Película de ambiente, se basa en un libro de Laura Adler, que retrata los últimos días de vida en el interior del burdel L'Apollonide. Por sus pasillos, sus alcobas, sus salones y sus baños, las prostitutas comparten vida familiar, secretos, miedos, placeres y dolores, mientras que algunos clientes (todos habituales) se enamoran y otros ponen práctica sus fantasías sexuales o sus perversiones criminales. Retrato sucinto que Bonello, como un minucioso entomólogo pero también como un poeta de la carne y de la luz (la deslumbrante plasticidad de las imágenes replican a Caravaggio, a Vélazquez, a Rubens, a Degas...), expone mediante retazos de vida -tranches de vie, diría Renoir- que se repliegan sobre sí mismos, y cuya simultaneidad expresa en ocasiones el cineasta con el recurso visual de la pantalla fragmentada.

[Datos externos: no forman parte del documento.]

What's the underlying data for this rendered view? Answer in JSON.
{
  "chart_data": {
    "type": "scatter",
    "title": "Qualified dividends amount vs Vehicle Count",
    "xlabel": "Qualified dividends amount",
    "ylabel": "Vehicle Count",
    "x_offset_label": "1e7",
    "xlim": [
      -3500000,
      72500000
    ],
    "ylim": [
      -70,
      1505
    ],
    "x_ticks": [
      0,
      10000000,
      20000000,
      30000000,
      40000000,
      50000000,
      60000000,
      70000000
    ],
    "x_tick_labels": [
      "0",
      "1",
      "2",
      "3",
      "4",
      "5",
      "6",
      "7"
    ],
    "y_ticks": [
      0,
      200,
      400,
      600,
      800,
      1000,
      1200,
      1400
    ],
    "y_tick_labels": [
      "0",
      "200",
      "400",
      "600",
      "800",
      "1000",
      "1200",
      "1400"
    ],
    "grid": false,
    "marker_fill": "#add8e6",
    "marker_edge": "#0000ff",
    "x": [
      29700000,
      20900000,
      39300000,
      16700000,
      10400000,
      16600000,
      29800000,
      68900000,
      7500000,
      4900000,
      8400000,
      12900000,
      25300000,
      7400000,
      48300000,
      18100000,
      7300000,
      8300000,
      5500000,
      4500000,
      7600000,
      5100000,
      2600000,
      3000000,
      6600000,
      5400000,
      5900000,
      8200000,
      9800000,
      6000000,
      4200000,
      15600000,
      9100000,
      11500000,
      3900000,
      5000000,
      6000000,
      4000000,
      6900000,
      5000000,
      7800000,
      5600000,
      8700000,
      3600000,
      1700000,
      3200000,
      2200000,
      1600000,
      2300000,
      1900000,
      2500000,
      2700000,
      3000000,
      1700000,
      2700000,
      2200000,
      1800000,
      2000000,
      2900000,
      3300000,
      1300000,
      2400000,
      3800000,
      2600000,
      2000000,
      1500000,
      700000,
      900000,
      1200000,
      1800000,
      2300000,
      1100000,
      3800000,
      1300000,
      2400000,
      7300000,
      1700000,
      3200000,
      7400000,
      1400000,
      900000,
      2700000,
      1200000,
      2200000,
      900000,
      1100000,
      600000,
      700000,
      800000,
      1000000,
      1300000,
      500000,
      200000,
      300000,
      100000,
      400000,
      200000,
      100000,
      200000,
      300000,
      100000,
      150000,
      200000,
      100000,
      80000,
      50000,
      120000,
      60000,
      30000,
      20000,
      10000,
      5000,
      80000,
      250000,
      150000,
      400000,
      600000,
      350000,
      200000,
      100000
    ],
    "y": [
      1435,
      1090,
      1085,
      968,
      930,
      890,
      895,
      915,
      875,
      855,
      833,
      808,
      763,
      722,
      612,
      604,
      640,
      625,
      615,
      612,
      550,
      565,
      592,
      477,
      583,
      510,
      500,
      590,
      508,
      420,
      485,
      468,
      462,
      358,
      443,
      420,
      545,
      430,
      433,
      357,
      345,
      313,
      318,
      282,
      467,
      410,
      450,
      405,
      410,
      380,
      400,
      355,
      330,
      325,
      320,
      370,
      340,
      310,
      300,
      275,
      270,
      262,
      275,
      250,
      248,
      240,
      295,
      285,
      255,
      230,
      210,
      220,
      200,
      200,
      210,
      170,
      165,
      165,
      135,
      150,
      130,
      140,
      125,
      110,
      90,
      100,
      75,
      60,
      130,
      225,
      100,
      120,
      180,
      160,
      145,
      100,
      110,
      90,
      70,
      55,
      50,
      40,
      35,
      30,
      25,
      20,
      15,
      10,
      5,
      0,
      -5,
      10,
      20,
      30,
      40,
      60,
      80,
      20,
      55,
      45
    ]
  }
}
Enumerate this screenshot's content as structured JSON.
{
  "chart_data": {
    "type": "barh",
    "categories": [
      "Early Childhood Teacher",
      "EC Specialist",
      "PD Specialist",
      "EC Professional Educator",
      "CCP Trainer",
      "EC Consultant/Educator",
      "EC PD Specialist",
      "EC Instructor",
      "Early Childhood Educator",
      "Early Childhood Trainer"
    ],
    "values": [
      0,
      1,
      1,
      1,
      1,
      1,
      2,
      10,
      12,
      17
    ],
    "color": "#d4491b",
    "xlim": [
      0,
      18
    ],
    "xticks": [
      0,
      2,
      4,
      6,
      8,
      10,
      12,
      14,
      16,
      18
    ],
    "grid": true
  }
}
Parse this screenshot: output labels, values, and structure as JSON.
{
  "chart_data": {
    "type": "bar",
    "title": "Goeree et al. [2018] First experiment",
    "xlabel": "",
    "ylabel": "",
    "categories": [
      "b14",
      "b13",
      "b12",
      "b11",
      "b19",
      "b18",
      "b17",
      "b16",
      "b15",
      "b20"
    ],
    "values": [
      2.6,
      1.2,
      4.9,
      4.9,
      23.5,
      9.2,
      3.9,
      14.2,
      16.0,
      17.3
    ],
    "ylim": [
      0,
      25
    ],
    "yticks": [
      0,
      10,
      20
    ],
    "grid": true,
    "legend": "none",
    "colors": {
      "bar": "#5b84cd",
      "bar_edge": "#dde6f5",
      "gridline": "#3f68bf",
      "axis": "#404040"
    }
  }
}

El eufemismo francés -"casa cerrada" (maison close)- para designar el burdel al que el espectador accede como un privilegiado insider no podía ser más adecuado. El prostíbulo es tanto un hogar como una prisión para sus inquilinas y toda la película transcurre dentro de sus paredes, excepto una sola escena, de espíritu renoiriano, en la que en su día libre salen al campo y se bañan desnudas en el río. Bonello filma a sus chicas con compasión y crueldad, con ternura y lujuria, con respeto y verdad. Seducido por sus encantos pero exponiendo sus fragilidades, alquilan su cuerpo para pagar deudas, para encontrar marido o para caminar sobre el lado salvaje de la vida. La descripción científica y hasta ginecológica de las actividades y enfermedades de las sacerdotisas del placer está envuelta en una atmósfera onírica, donde tienen cabida hasta imágenes tan poéticamente potentes como una prostituta llorando lágrimas de semen. No hay anacronía más expresiva que el empleo de temas clásicos del rock del siglo XX (de los Might Animals a los Moody Blues) en los dormitorios del siglo XIX, pues con este retrato tan lujurioso como humanista, Bonello quiere hablarnos de cómo las dificultades y vejaciones sociales que sufren las putas desde tiempos inmemoriales no han variado sustancialmente. La sorprendente, controvertida y brutal elipsis con que termina el filme, recorriendo en un solo plano un siglo entero (de las rameras del prostíbulo a las que hoy hacen la calle), no deja lugar a dudas sobre del compromiso histórico y social de la película. Gran cine que el jurado de esta 64 edición de Cannes no debería pasar por alto.